Bronze Cory
Category: Aquarium Fish Other
Bronze Cory is a variety of freshwater fish, which belongs to the Callichthyidae family, and is habitually kept in custody by fish keepers. This fish variety is extensively spread in South America. The fish is also called by other names, such as Corydoras aeneus, bronze catfish, green corydoras, green corydoras, wavy catfish, or green corydoras. These fish breeds are largely found in calm, shallow waters with flexible bottoms that can occasionally be greatly contaminated by the disturbed mud clouds from the bottom, but they are found in running waters, too.
Features
The female Bronze Cory fish is a bit larger than male breeds with a body length of 7 cm, whereas the male breeds have a body length of 6.5 cm. These fish breeds appear with a pink or yellow color body, with a white color belly. The head and the back of this fish breed are blue-grey in color. They have pink or yellow colored fins and they are spotless. Generally the pectoral, dorsal and adipose fins of these fish varieties have an extra sharp barb and include a mild toxin, which causes them that attempt to attack them to get wounded. Usually, a brownish-orange colored patch is found on their head, just facing the dorsal fin, and is its most typical feature when observed from above the river. Since the upper sides of this fish appear green in color, this fish variety is called as the Green Corydoras.
Reproduction
Reproduction in Bronze Cory fish breeds takes place during the commencement of the rainy season that transforms the water chemistry. Female breeds spawn between 10 and 20 egg-clutches with many male fish at a time, but the whole egg clutch is inseminated by the sperm of a solitary male fish.

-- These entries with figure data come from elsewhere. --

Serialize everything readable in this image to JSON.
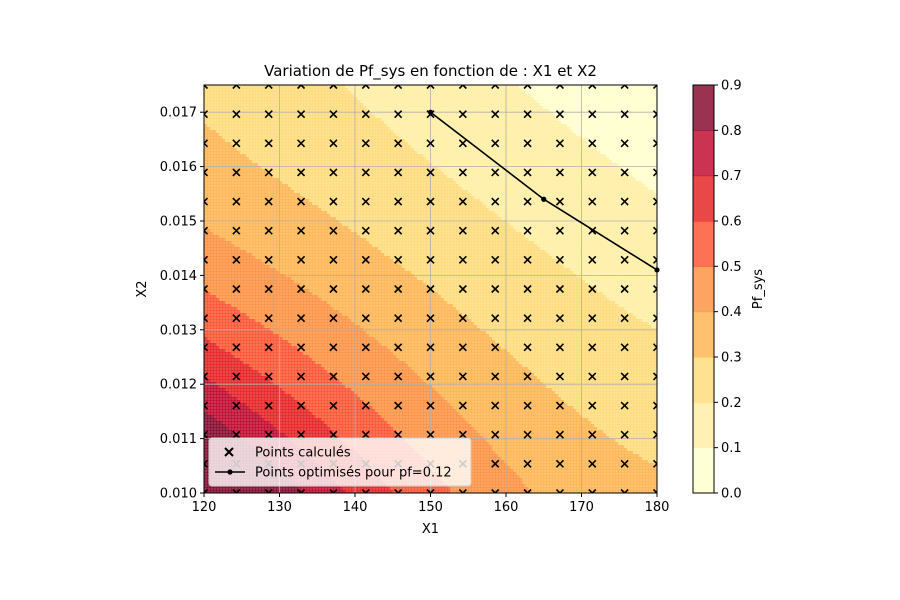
{
  "chart_data": {
    "type": "contour",
    "title": "Variation de Pf_sys en fonction de : X1 et X2",
    "xlabel": "X1",
    "ylabel": "X2",
    "xlim": [
      120,
      180
    ],
    "ylim": [
      0.01,
      0.0175
    ],
    "x_ticks": [
      "120",
      "130",
      "140",
      "150",
      "160",
      "170",
      "180"
    ],
    "y_ticks": [
      "0.010",
      "0.011",
      "0.012",
      "0.013",
      "0.014",
      "0.015",
      "0.016",
      "0.017"
    ],
    "grid": true,
    "colorbar": {
      "label": "Pf_sys",
      "levels": [
        0.0,
        0.1,
        0.2,
        0.3,
        0.4,
        0.5,
        0.6,
        0.7,
        0.8,
        0.9
      ],
      "tick_labels": [
        "0.0",
        "0.1",
        "0.2",
        "0.3",
        "0.4",
        "0.5",
        "0.6",
        "0.7",
        "0.8",
        "0.9"
      ],
      "colors": [
        "#ffffcc",
        "#ffeda0",
        "#fed976",
        "#feb24c",
        "#fd8d3c",
        "#fc4e2a",
        "#e31a1c",
        "#bd0026",
        "#800026"
      ]
    },
    "series": [
      {
        "name": "Points calculés",
        "marker": "X",
        "x_range": [
          120,
          180
        ],
        "y_range": [
          0.01,
          0.0175
        ],
        "nx": 15,
        "ny": 15
      },
      {
        "name": "Points optimisés pour pf=0.12",
        "marker": ".",
        "x": [
          150,
          165,
          180
        ],
        "y": [
          0.017,
          0.0154,
          0.0141
        ]
      }
    ],
    "legend_position": "lower-left"
  }
}
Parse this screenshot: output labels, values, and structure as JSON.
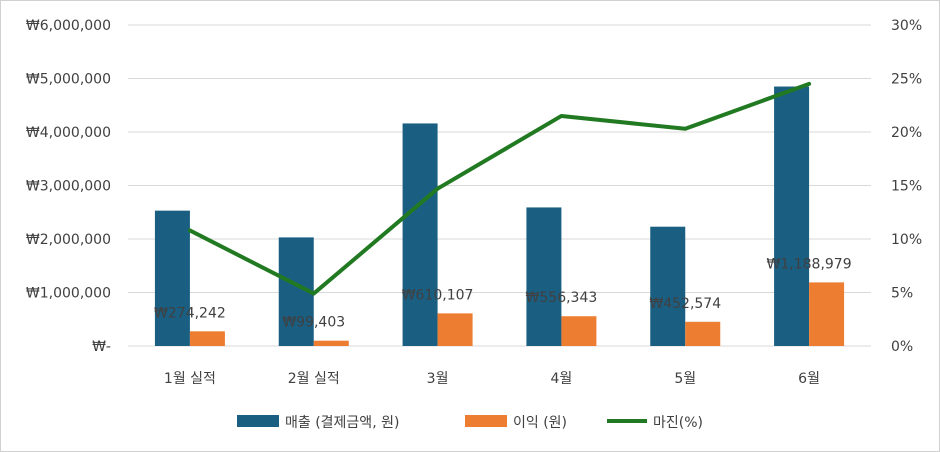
{
  "chart_data": {
    "type": "bar",
    "categories": [
      "1월 실적",
      "2월 실적",
      "3월",
      "4월",
      "5월",
      "6월"
    ],
    "series": [
      {
        "name": "매출 (결제금액, 원)",
        "type": "bar",
        "axis": "left",
        "color": "#1a5e82",
        "values": [
          2530000,
          2030000,
          4160000,
          2590000,
          2230000,
          4850000
        ]
      },
      {
        "name": "이익 (원)",
        "type": "bar",
        "axis": "left",
        "color": "#ed7d31",
        "values": [
          274242,
          99403,
          610107,
          556343,
          452574,
          1188979
        ],
        "data_labels": [
          "₩274,242",
          "₩99,403",
          "₩610,107",
          "₩556,343",
          "₩452,574",
          "₩1,188,979"
        ]
      },
      {
        "name": "마진(%)",
        "type": "line",
        "axis": "right",
        "color": "#217a21",
        "values": [
          10.8,
          4.9,
          14.7,
          21.5,
          20.3,
          24.5
        ]
      }
    ],
    "y_left": {
      "ylim": [
        0,
        6000000
      ],
      "ticks": [
        0,
        1000000,
        2000000,
        3000000,
        4000000,
        5000000,
        6000000
      ],
      "tick_labels": [
        "₩-",
        "₩1,000,000",
        "₩2,000,000",
        "₩3,000,000",
        "₩4,000,000",
        "₩5,000,000",
        "₩6,000,000"
      ]
    },
    "y_right": {
      "ylim": [
        0,
        30
      ],
      "ticks": [
        0,
        5,
        10,
        15,
        20,
        25,
        30
      ],
      "tick_labels": [
        "0%",
        "5%",
        "10%",
        "15%",
        "20%",
        "25%",
        "30%"
      ]
    },
    "grid": true,
    "legend_position": "bottom",
    "gridline_color": "#d9d9d9",
    "text_color": "#404040"
  }
}
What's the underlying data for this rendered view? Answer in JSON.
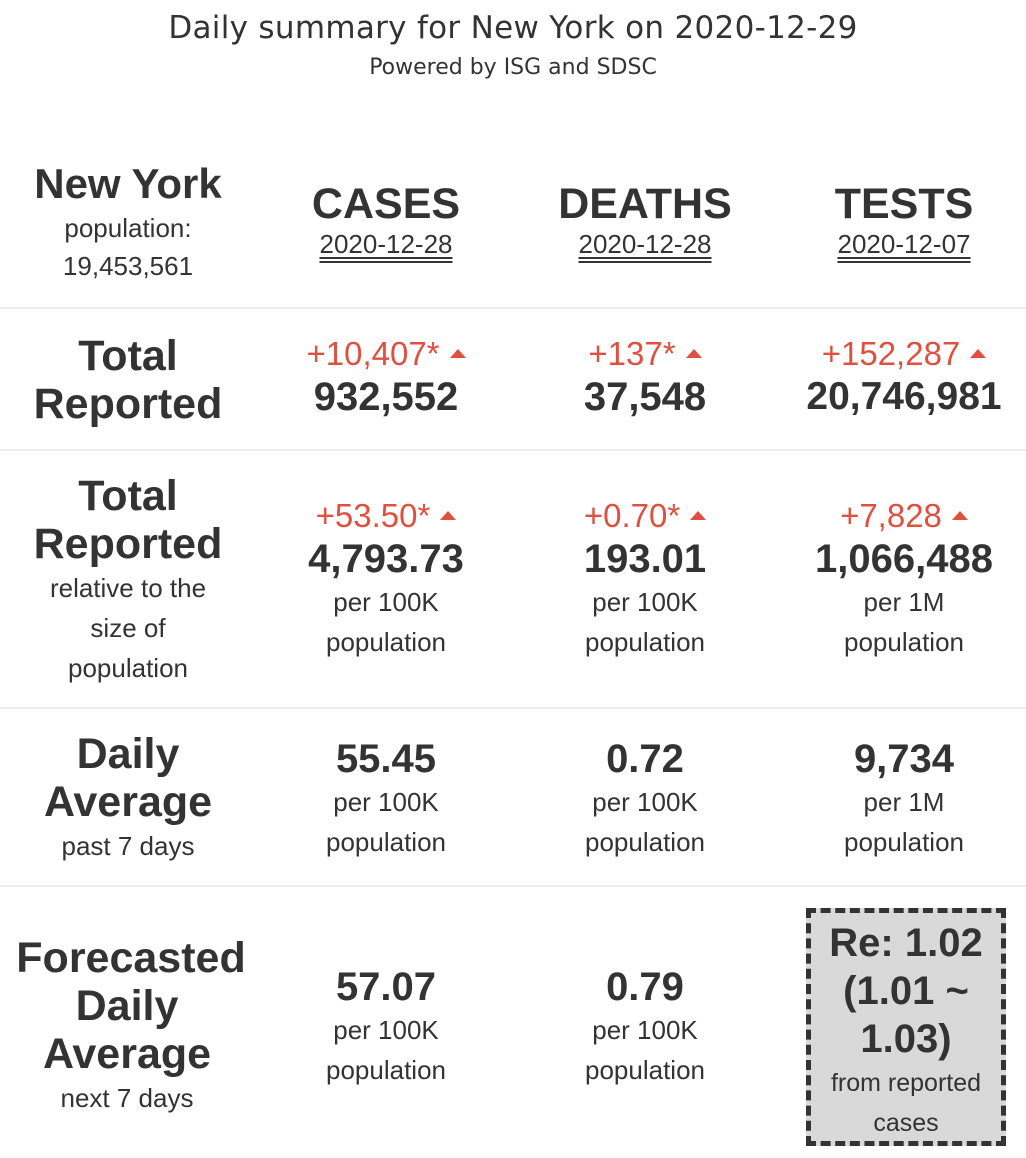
{
  "header": {
    "title": "Daily summary for New York on 2020-12-29",
    "subtitle": "Powered by ISG and SDSC"
  },
  "region": {
    "name": "New York",
    "population_label": "population:",
    "population": "19,453,561"
  },
  "columns": [
    {
      "label": "CASES",
      "date": "2020-12-28"
    },
    {
      "label": "DEATHS",
      "date": "2020-12-28"
    },
    {
      "label": "TESTS",
      "date": "2020-12-07"
    }
  ],
  "rows": {
    "total_reported": {
      "label_line1": "Total",
      "label_line2": "Reported",
      "cases": {
        "delta": "+10,407*",
        "value": "932,552"
      },
      "deaths": {
        "delta": "+137*",
        "value": "37,548"
      },
      "tests": {
        "delta": "+152,287",
        "value": "20,746,981"
      }
    },
    "relative": {
      "label_line1": "Total",
      "label_line2": "Reported",
      "sub1": "relative to the",
      "sub2": "size of",
      "sub3": "population",
      "cases": {
        "delta": "+53.50*",
        "value": "4,793.73",
        "unit1": "per 100K",
        "unit2": "population"
      },
      "deaths": {
        "delta": "+0.70*",
        "value": "193.01",
        "unit1": "per 100K",
        "unit2": "population"
      },
      "tests": {
        "delta": "+7,828",
        "value": "1,066,488",
        "unit1": "per 1M",
        "unit2": "population"
      }
    },
    "daily_average": {
      "label_line1": "Daily",
      "label_line2": "Average",
      "sub": "past 7 days",
      "cases": {
        "value": "55.45",
        "unit1": "per 100K",
        "unit2": "population"
      },
      "deaths": {
        "value": "0.72",
        "unit1": "per 100K",
        "unit2": "population"
      },
      "tests": {
        "value": "9,734",
        "unit1": "per 1M",
        "unit2": "population"
      }
    },
    "forecast": {
      "label_line1": "Forecasted",
      "label_line2": "Daily",
      "label_line3": "Average",
      "sub": "next 7 days",
      "cases": {
        "value": "57.07",
        "unit1": "per 100K",
        "unit2": "population"
      },
      "deaths": {
        "value": "0.79",
        "unit1": "per 100K",
        "unit2": "population"
      },
      "re": {
        "line1": "Re: 1.02",
        "line2": "(1.01 ~",
        "line3": "1.03)",
        "sub1": "from reported",
        "sub2": "cases"
      }
    }
  },
  "colors": {
    "increase": "#e05040",
    "text": "#333333",
    "re_box": "#d9d9d9"
  }
}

During reproduction, the male fish will present his stomach to the female. The female fish will connect her mouth to the genital opening of the male fish, drinking the sperm of the male fish. The sperm quickly moves through the intestines of the female fish and is released jointly with her eggs into a pocket, shaped by her pelvic fins. Then the female fish swim away and leave the pouch somewhere else unaccompanied.
The average life span of the Bronze Cory fish breed is 10 years.